Behavior of $f(n)=\sum_{i,jDoes the following sum over positive integers have a name/asymptotic closed form?
$$f(n)=\sum_{i,j<n} \left(\frac{1}{i}-\frac{1}{j}\right)^2$$
In particular I'm wondering if it eventually grows linearly or sublinearly

 A: $$\sum_{i,j<n}\frac1{i^2}-2\sum_{i<n}\frac1{i}\sum_{j<n}\frac1{j}+\sum_{i,j<n}\frac1{j^2}\approx n\left(\dfrac{\pi^2}3-\psi^{(1)}(n+1)\right)-2(\log n+\gamma)^2.$$
The derivative of the digamma function has an $O(n^{-1})$ behavior.

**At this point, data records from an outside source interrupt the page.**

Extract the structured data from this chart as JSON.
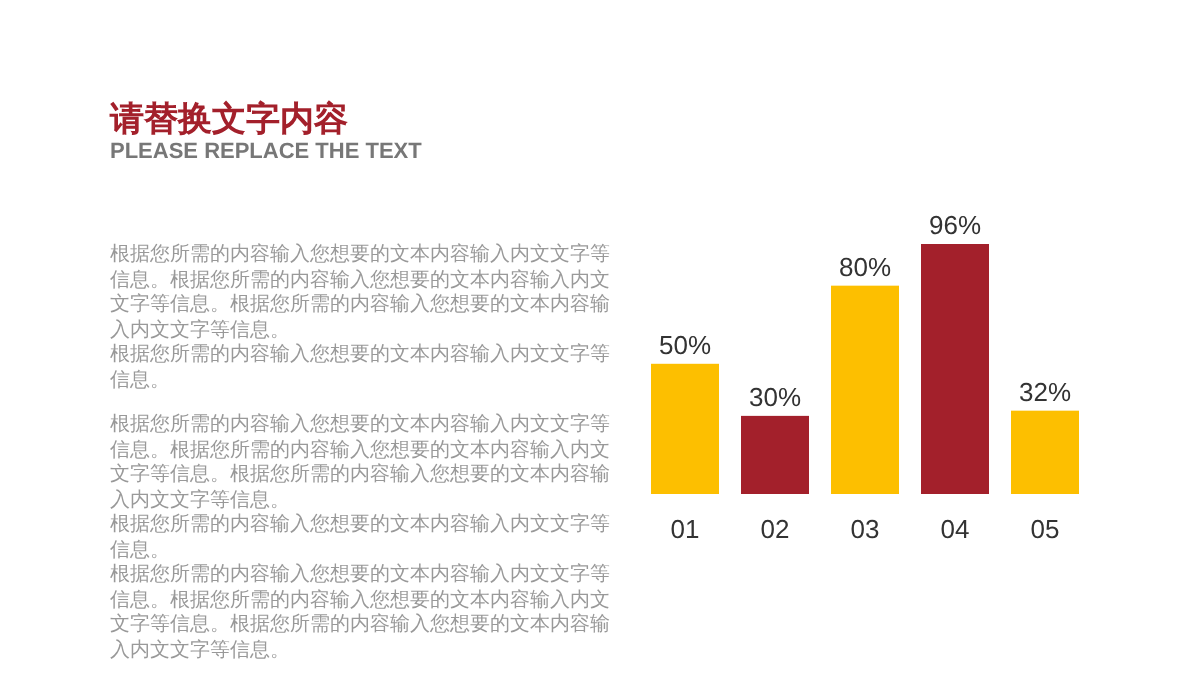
{
  "chart_data": {
    "type": "bar",
    "title": "请替换文字内容",
    "subtitle": "PLEASE REPLACE THE TEXT",
    "categories": [
      "01",
      "02",
      "03",
      "04",
      "05"
    ],
    "values": [
      50,
      30,
      80,
      96,
      32
    ],
    "colors": [
      "#fdbf00",
      "#a3202b",
      "#fdbf00",
      "#a3202b",
      "#fdbf00"
    ],
    "value_labels": [
      "50%",
      "30%",
      "80%",
      "96%",
      "32%"
    ],
    "annotations": [
      "根据您所需的内容输入您想要的文本内容输入内文文字等信息。根据您所需的内容输入您想要的文本内容输入内文文字等信息。根据您所需的内容输入您想要的文本内容输入内文文字等信息。",
      "根据您所需的内容输入您想要的文本内容输入内文文字等信息。",
      "根据您所需的内容输入您想要的文本内容输入内文文字等信息。根据您所需的内容输入您想要的文本内容输入内文文字等信息。根据您所需的内容输入您想要的文本内容输入内文文字等信息。",
      "根据您所需的内容输入您想要的文本内容输入内文文字等信息。",
      "根据您所需的内容输入您想要的文本内容输入内文文字等信息。根据您所需的内容输入您想要的文本内容输入内文文字等信息。根据您所需的内容输入您想要的文本内容输入内文文字等信息。"
    ]
  }
}
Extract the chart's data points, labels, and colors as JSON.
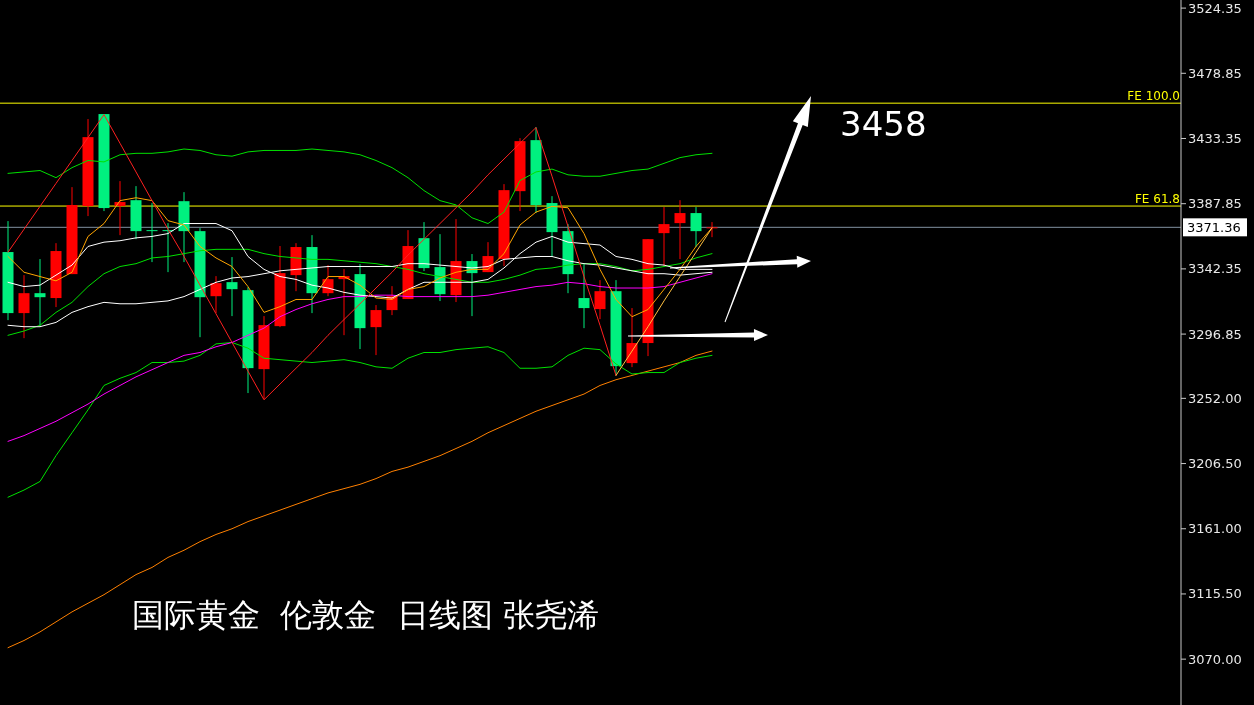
{
  "chart_data": {
    "type": "candlestick",
    "title": "国际黄金  伦敦金  日线图 张尧浠",
    "annotations": [
      "3458"
    ],
    "categories": [
      null,
      null,
      null,
      null,
      null,
      null,
      null,
      null,
      null,
      null,
      null,
      null,
      null,
      null,
      null,
      null,
      null,
      null,
      null,
      null,
      null,
      null,
      null,
      null,
      null,
      null,
      null,
      null,
      null,
      null,
      null,
      null,
      null,
      null,
      null,
      null,
      null,
      null,
      null,
      null,
      null,
      null,
      null,
      null,
      null
    ],
    "ohlc": [
      [
        3354.1,
        3375.7,
        3306.6,
        3311.5
      ],
      [
        3311.5,
        3338.0,
        3294.0,
        3325.4
      ],
      [
        3325.4,
        3349.2,
        3302.4,
        3322.6
      ],
      [
        3322.0,
        3360.3,
        3315.7,
        3354.8
      ],
      [
        3338.7,
        3399.4,
        3338.7,
        3386.9
      ],
      [
        3386.2,
        3446.9,
        3379.2,
        3434.3
      ],
      [
        3450.4,
        3450.4,
        3382.7,
        3384.8
      ],
      [
        3386.2,
        3403.6,
        3365.9,
        3389.0
      ],
      [
        3390.3,
        3400.1,
        3363.1,
        3368.7
      ],
      [
        3369.4,
        3388.3,
        3347.1,
        3369.4
      ],
      [
        3369.4,
        3374.3,
        3340.1,
        3369.4
      ],
      [
        3389.6,
        3395.9,
        3347.1,
        3368.7
      ],
      [
        3368.7,
        3370.8,
        3294.7,
        3322.6
      ],
      [
        3323.3,
        3337.3,
        3311.5,
        3332.4
      ],
      [
        3333.1,
        3350.6,
        3309.4,
        3328.2
      ],
      [
        3327.5,
        3329.6,
        3255.7,
        3273.1
      ],
      [
        3272.4,
        3309.4,
        3251.5,
        3303.1
      ],
      [
        3302.4,
        3358.3,
        3301.7,
        3339.4
      ],
      [
        3338.0,
        3360.3,
        3326.8,
        3357.6
      ],
      [
        3357.6,
        3365.9,
        3311.5,
        3325.4
      ],
      [
        3325.4,
        3345.0,
        3323.3,
        3335.2
      ],
      [
        3335.2,
        3342.2,
        3296.1,
        3337.3
      ],
      [
        3338.7,
        3345.7,
        3286.4,
        3301.0
      ],
      [
        3301.7,
        3317.1,
        3282.2,
        3313.6
      ],
      [
        3313.6,
        3330.3,
        3310.1,
        3323.3
      ],
      [
        3321.3,
        3369.4,
        3321.3,
        3358.3
      ],
      [
        3363.8,
        3375.0,
        3340.8,
        3342.9
      ],
      [
        3343.6,
        3366.6,
        3319.9,
        3324.7
      ],
      [
        3324.0,
        3377.1,
        3319.2,
        3347.8
      ],
      [
        3347.8,
        3352.7,
        3309.4,
        3339.4
      ],
      [
        3340.1,
        3361.0,
        3340.1,
        3351.3
      ],
      [
        3349.2,
        3401.5,
        3344.3,
        3397.3
      ],
      [
        3396.6,
        3433.6,
        3382.7,
        3431.5
      ],
      [
        3432.2,
        3441.3,
        3381.3,
        3386.9
      ],
      [
        3388.3,
        3393.1,
        3350.6,
        3368.0
      ],
      [
        3368.7,
        3373.6,
        3325.4,
        3338.7
      ],
      [
        3322.0,
        3345.7,
        3301.0,
        3315.0
      ],
      [
        3314.3,
        3334.5,
        3307.3,
        3326.8
      ],
      [
        3326.8,
        3334.5,
        3268.2,
        3274.5
      ],
      [
        3276.6,
        3315.0,
        3273.8,
        3290.6
      ],
      [
        3290.6,
        3363.1,
        3281.5,
        3363.1
      ],
      [
        3367.3,
        3385.5,
        3344.3,
        3373.6
      ],
      [
        3374.3,
        3390.3,
        3349.2,
        3381.3
      ],
      [
        3381.3,
        3385.5,
        3357.6,
        3368.7
      ],
      [
        3370.8,
        3375.0,
        3364.5,
        3371.36
      ]
    ],
    "colors": [
      "#00f07f",
      "#ff0000",
      "#00f07f",
      "#ff0000",
      "#ff0000",
      "#ff0000",
      "#00f07f",
      "#ff0000",
      "#00f07f",
      "#00f07f",
      "#00f07f",
      "#00f07f",
      "#00f07f",
      "#ff0000",
      "#00f07f",
      "#00f07f",
      "#ff0000",
      "#ff0000",
      "#ff0000",
      "#00f07f",
      "#ff0000",
      "#ff0000",
      "#00f07f",
      "#ff0000",
      "#ff0000",
      "#ff0000",
      "#00f07f",
      "#00f07f",
      "#ff0000",
      "#00f07f",
      "#ff0000",
      "#ff0000",
      "#ff0000",
      "#00f07f",
      "#00f07f",
      "#00f07f",
      "#00f07f",
      "#ff0000",
      "#00f07f",
      "#ff0000",
      "#ff0000",
      "#ff0000",
      "#ff0000",
      "#00f07f",
      "#ff0000"
    ],
    "series": [
      {
        "type": "line",
        "color": "#ff8000",
        "values": [
          3078,
          3083,
          3089,
          3096,
          3103,
          3109,
          3115,
          3122,
          3129,
          3134,
          3141,
          3146,
          3152,
          3157,
          3161,
          3166,
          3170,
          3174,
          3178,
          3182,
          3186,
          3189,
          3192,
          3196,
          3201,
          3204,
          3208,
          3212,
          3217,
          3222,
          3228,
          3233,
          3238,
          3243,
          3247,
          3251,
          3255,
          3261,
          3265,
          3268,
          3271,
          3274,
          3277,
          3282,
          3285
        ]
      },
      {
        "type": "line",
        "color": "#00e000",
        "values": [
          3409,
          3410,
          3411,
          3406,
          3413,
          3418,
          3417,
          3422,
          3423,
          3423,
          3424,
          3426,
          3425,
          3422,
          3421,
          3424,
          3425,
          3425,
          3425,
          3426,
          3425,
          3424,
          3422,
          3418,
          3413,
          3406,
          3397,
          3390,
          3387,
          3378,
          3374,
          3382,
          3404,
          3410,
          3412,
          3408,
          3407,
          3407,
          3409,
          3411,
          3412,
          3416,
          3420,
          3422,
          3423
        ]
      },
      {
        "type": "line",
        "color": "#00e000",
        "values": [
          3183,
          3188,
          3194,
          3212,
          3228,
          3244,
          3261,
          3266,
          3270,
          3277,
          3277,
          3278,
          3282,
          3290,
          3291,
          3287,
          3280,
          3279,
          3278,
          3277,
          3278,
          3279,
          3277,
          3274,
          3273,
          3280,
          3284,
          3284,
          3286,
          3287,
          3288,
          3284,
          3273,
          3273,
          3274,
          3282,
          3287,
          3286,
          3276,
          3269,
          3270,
          3270,
          3277,
          3280,
          3282
        ]
      },
      {
        "type": "line",
        "color": "#00e000",
        "values": [
          3296,
          3299,
          3303,
          3312,
          3319,
          3330,
          3339,
          3344,
          3346,
          3350,
          3351,
          3353,
          3355,
          3356,
          3356,
          3356,
          3353,
          3351,
          3350,
          3349,
          3349,
          3348,
          3347,
          3346,
          3344,
          3342,
          3339,
          3337,
          3335,
          3333,
          3333,
          3335,
          3338,
          3342,
          3343,
          3345,
          3346,
          3346,
          3344,
          3341,
          3342,
          3344,
          3346,
          3350,
          3353
        ]
      },
      {
        "type": "line",
        "color": "#ff00ff",
        "values": [
          3222,
          3226,
          3231,
          3236,
          3242,
          3248,
          3255,
          3261,
          3267,
          3272,
          3277,
          3282,
          3284,
          3288,
          3291,
          3296,
          3301,
          3309,
          3314,
          3318,
          3321,
          3323,
          3323,
          3324,
          3324,
          3323,
          3323,
          3323,
          3323,
          3323,
          3324,
          3326,
          3328,
          3330,
          3331,
          3333,
          3332,
          3330,
          3329,
          3329,
          3329,
          3330,
          3333,
          3336,
          3339
        ]
      },
      {
        "type": "line",
        "color": "#ffffff",
        "values": [
          3303,
          3302,
          3302,
          3305,
          3312,
          3316,
          3319,
          3318,
          3318,
          3319,
          3320,
          3323,
          3328,
          3333,
          3336,
          3337,
          3339,
          3341,
          3342,
          3343,
          3344,
          3344,
          3344,
          3344,
          3344,
          3346,
          3346,
          3345,
          3344,
          3343,
          3344,
          3349,
          3350,
          3351,
          3351,
          3348,
          3346,
          3345,
          3343,
          3341,
          3339,
          3339,
          3338,
          3339,
          3340
        ]
      },
      {
        "type": "line",
        "color": "#ffffff",
        "values": [
          3333,
          3330,
          3331,
          3338,
          3345,
          3358,
          3361,
          3362,
          3364,
          3365,
          3367,
          3374,
          3374,
          3374,
          3369,
          3351,
          3342,
          3337,
          3335,
          3331,
          3329,
          3326,
          3324,
          3323,
          3322,
          3328,
          3333,
          3333,
          3333,
          3333,
          3335,
          3343,
          3353,
          3361,
          3365,
          3361,
          3360,
          3359,
          3351,
          3349,
          3346,
          3345,
          3342,
          3342,
          3342
        ]
      },
      {
        "type": "line",
        "color": "#ffa500",
        "values": [
          3351,
          3340,
          3337,
          3334,
          3340,
          3365,
          3374,
          3390,
          3392,
          3390,
          3376,
          3373,
          3358,
          3350,
          3344,
          3330,
          3312,
          3316,
          3321,
          3321,
          3337,
          3337,
          3331,
          3322,
          3321,
          3328,
          3330,
          3336,
          3340,
          3342,
          3342,
          3353,
          3373,
          3382,
          3386,
          3385,
          3367,
          3342,
          3321,
          3309,
          3314,
          3328,
          3342,
          3358,
          3371
        ]
      },
      {
        "type": "line",
        "color": "#ff2020",
        "values": [
          3354,
          3370,
          3386,
          3402,
          3418,
          3434,
          3450,
          3430,
          3410,
          3390,
          3370,
          3351,
          3331,
          3311,
          3291,
          3271,
          3251,
          3262,
          3273,
          3284,
          3296,
          3307,
          3318,
          3329,
          3340,
          3352,
          3363,
          3374,
          3385,
          3396,
          3408,
          3419,
          3430,
          3441,
          3407,
          3372,
          3337,
          3303,
          3268,
          null,
          null,
          null,
          null,
          null,
          null
        ]
      },
      {
        "type": "line",
        "color": "#ffc040",
        "values": [
          null,
          null,
          null,
          null,
          null,
          null,
          null,
          null,
          null,
          null,
          null,
          null,
          null,
          null,
          null,
          null,
          null,
          null,
          null,
          null,
          null,
          null,
          null,
          null,
          null,
          null,
          null,
          null,
          null,
          null,
          null,
          null,
          null,
          null,
          null,
          null,
          null,
          null,
          3268,
          3285,
          3302,
          3320,
          3337,
          3354,
          3371
        ]
      }
    ],
    "ylim": [
      3038,
      3530
    ],
    "yticks": [
      {
        "value": 3524.35,
        "label": "3524.35"
      },
      {
        "value": 3478.85,
        "label": "3478.85"
      },
      {
        "value": 3433.35,
        "label": "3433.35"
      },
      {
        "value": 3387.85,
        "label": "3387.85"
      },
      {
        "value": 3342.35,
        "label": "3342.35"
      },
      {
        "value": 3296.85,
        "label": "3296.85"
      },
      {
        "value": 3252,
        "label": "3252.00"
      },
      {
        "value": 3206.5,
        "label": "3206.50"
      },
      {
        "value": 3161,
        "label": "3161.00"
      },
      {
        "value": 3115.5,
        "label": "3115.50"
      },
      {
        "value": 3070,
        "label": "3070.00"
      }
    ],
    "tick_labels": "y",
    "ref_lines": [
      {
        "axis": "y",
        "value": 3458,
        "label": "FE 100.0",
        "color": "#ffff00"
      },
      {
        "axis": "y",
        "value": 3386.2,
        "label": "FE 61.8",
        "color": "#ffff00"
      },
      {
        "axis": "y",
        "value": 3371.36,
        "label": "3371.36",
        "color": "#8090a0"
      }
    ]
  }
}
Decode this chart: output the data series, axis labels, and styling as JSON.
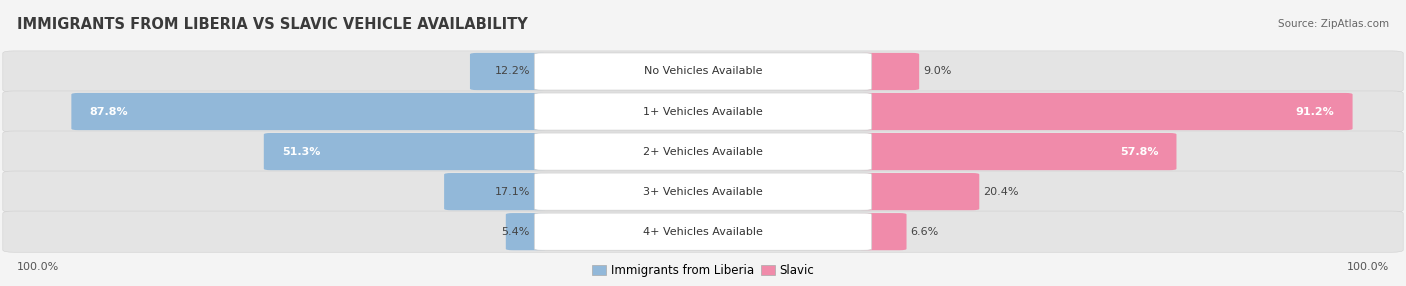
{
  "title": "IMMIGRANTS FROM LIBERIA VS SLAVIC VEHICLE AVAILABILITY",
  "source": "Source: ZipAtlas.com",
  "categories": [
    "No Vehicles Available",
    "1+ Vehicles Available",
    "2+ Vehicles Available",
    "3+ Vehicles Available",
    "4+ Vehicles Available"
  ],
  "liberia_values": [
    12.2,
    87.8,
    51.3,
    17.1,
    5.4
  ],
  "slavic_values": [
    9.0,
    91.2,
    57.8,
    20.4,
    6.6
  ],
  "liberia_color": "#92b8d9",
  "slavic_color": "#f08baa",
  "background_color": "#f4f4f4",
  "row_bg_color": "#e4e4e4",
  "title_fontsize": 10.5,
  "value_fontsize": 8,
  "label_fontsize": 8,
  "legend_fontsize": 8.5,
  "source_fontsize": 7.5
}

A: It's a little easier to discuss the sum if we let $i$ and $j$ go all the way up $n$. We have
$$f(n+1)=\sum_{1\le i,j\le n}\left({1\over i}-{1\over j}\right)^2=2n\sum_{k=1}^n{1\over k}^2-2\left(\sum_{k=1}^n{1\over k} \right)^2=2n\left({\pi^2\over6}-\sum_{k=n+1}^\infty{1\over k^2}\right)-2H_n^2$$
where
$$H_n=\sum_{k=1}^n{1\over k}=\ln n+\gamma+{1\over2n}+O\left(1\over n^2\right)$$
is a familiar estimate for partial sums of the harmonic series and
$$
\begin{align}\sum_{k=n+1}^\infty{1\over k^2}
&=\sum_{k=n+1}^\infty{1\over k(k-1)}-\sum_{k=n+1}^\infty{1\over k}\left({1\over k-1}-{1\over k} \right)\\
&=\sum_{k=n+1}^\infty\left({1\over k-1}-{1\over k} \right)-\sum_{k=n+1}^\infty{1\over k^2(k-1)}\\
&={1\over n}-O\left(1\over n^2\right)
\end{align}$$
It follows that
$$f(n+1)={\pi^2\over3}n-2-2\left(\ln n+\gamma+{1\over n} \right)^2+O\left(1\over n \right)$$
which might be easiest to think of as
$${\pi^2\over3}n-2(\ln n+\gamma)^2-2+o(1)$$
If you like, since $\ln n =\ln(n-1)+O(1/n)$, this converts to
$$f(n)={\pi^2\over3}n-2(\ln n+\gamma)^2-2-{\pi^2\over3}+o(1)$$
A: Use $$f(n)=\sum_i\sum_j (A_i-A_j)^2=2n\sum_k A_k^2-2(\sum_k A_k)^2=2n\sum_k \frac{1}{k^2}-2\left(\sum_k\frac{1}{k}\right)^2$$ $$\implies f(n)\sim \frac{n \pi^2}{3}-2(\ln n+\gamma)^2$$